Catrina Williams, 26, saw her children's pictures on a web site set up
over the weekend by the National Center for Missing and Exploited
Children. By Sunday, a private plane from Angel Flight was waiting to
take the children to Texas.
In
a phone interview, Williams said she is the kind of mother who doesn't
let her children out of her sight. What happened the Thursday after the
hurricane, she said, was that her family, trapped in an apartment
building on the 3200 block of Third Street in New Orleans, began to
feel desperate.
The
water wasn't going down and they had been living without light, food or
air conditioning for four days. The baby needed milk and the milk was
gone. So she decided they would evacuate by helicopter. When a
helicopter arrived to pick them up they were told to send the children
first and that the helicopter would be back in 25 minutes. She and her
neighbors had to make a quick decision.
It was a wrenching moment. Williams' father, Adrian Love, told her to send the children ahead.
"I
told them to go ahead and give them up, because me, I would give my
life for my kids. They should feel the same way," said Love, 48. "They
were shedding tears. I said, Let the babies go.' "
His daughter and her friends followed his advice.
"We did what we had to do for our kids, because we love them," Williams said.
The
helicopter didn't come back. While the children were transported to
Baton Rouge, their parents wound up in Texas, and although Williams was
reassured that they would be reunited, days passed without any contact.
On Sunday, she was elated.
"All I know is I just want to see my kids," she said. "Everything else will just fall into place."
At
3 p.m. Sunday, DSS workers said good-by to seven children who now had
names: Deamonte Love; Darynael Love; Zoria Love and her brother Tyreek.

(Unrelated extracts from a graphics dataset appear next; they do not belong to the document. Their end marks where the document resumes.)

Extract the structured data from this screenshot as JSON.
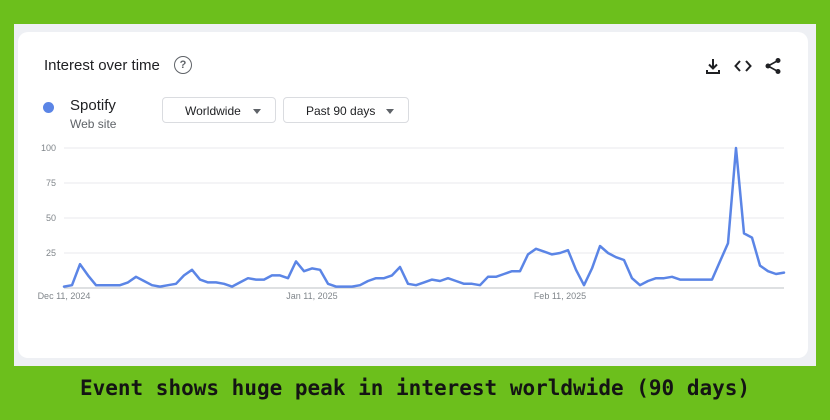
{
  "header": {
    "title": "Interest over time"
  },
  "icons": {
    "help": "help-circle-icon",
    "download": "download-icon",
    "embed": "embed-code-icon",
    "share": "share-icon"
  },
  "series": {
    "name": "Spotify",
    "subtitle": "Web site",
    "color": "#5b85e6"
  },
  "filters": {
    "region": "Worldwide",
    "period": "Past 90 days"
  },
  "caption": "Event shows huge peak in interest worldwide (90 days)",
  "chart_data": {
    "type": "line",
    "ylim": [
      0,
      100
    ],
    "yticks": [
      25,
      50,
      75,
      100
    ],
    "x_tick_labels": [
      {
        "label": "Dec 11, 2024",
        "index": 0
      },
      {
        "label": "Jan 11, 2025",
        "index": 31
      },
      {
        "label": "Feb 11, 2025",
        "index": 62
      }
    ],
    "grid": true,
    "series": [
      {
        "color": "#5b85e6",
        "values": [
          1,
          2,
          17,
          9,
          2,
          2,
          2,
          2,
          4,
          8,
          5,
          2,
          1,
          2,
          3,
          9,
          13,
          6,
          4,
          4,
          3,
          1,
          4,
          7,
          6,
          6,
          9,
          9,
          7,
          19,
          12,
          14,
          13,
          3,
          1,
          1,
          1,
          2,
          5,
          7,
          7,
          9,
          15,
          3,
          2,
          4,
          6,
          5,
          7,
          5,
          3,
          3,
          2,
          8,
          8,
          10,
          12,
          12,
          24,
          28,
          26,
          24,
          25,
          27,
          13,
          2,
          14,
          30,
          25,
          22,
          20,
          7,
          2,
          5,
          7,
          7,
          8,
          6,
          6,
          6,
          6,
          6,
          19,
          32,
          100,
          39,
          36,
          16,
          12,
          10,
          11
        ]
      }
    ]
  }
}
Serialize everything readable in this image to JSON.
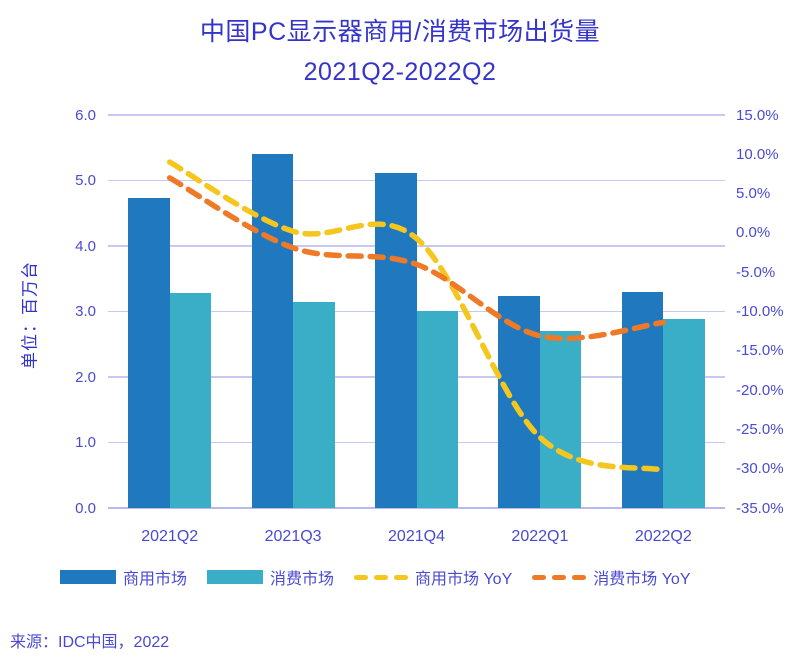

The girl who cried "Gabby!" was Gabrielle Janae Alexander. The girl
they called Peanut was Degahney Carter. And the boy whom they called G
was actually Lee -- Leewood Moore Jr.
The
children were strapped into car seats and driven to an airport, where
they were flown to San Antonio to rejoin their parents. As they loaded
into the van, the shelter workers looked in the windows; some wept.
The
baby gaped with delight in the front seat. Deamonte was hanging onto
Robertson's neck so desperately that Robertson decided, at the last
minute, to ride with him as far as Lafayette.
Shelter
worker Kori Thomas, held Zoria, 3, who reached out to smooth her
eyebrows. Tyreek put a single fat finger on the van window by way of
goodbye.
Robertson
said he doubted the children would remember much of the helicopter
evacuation, the Causeway, the sweltering heat or the smell of the
flooded city.
"I think what's going to stick with them is that they survived Hurricane Katrina," he said. "And that they were loved."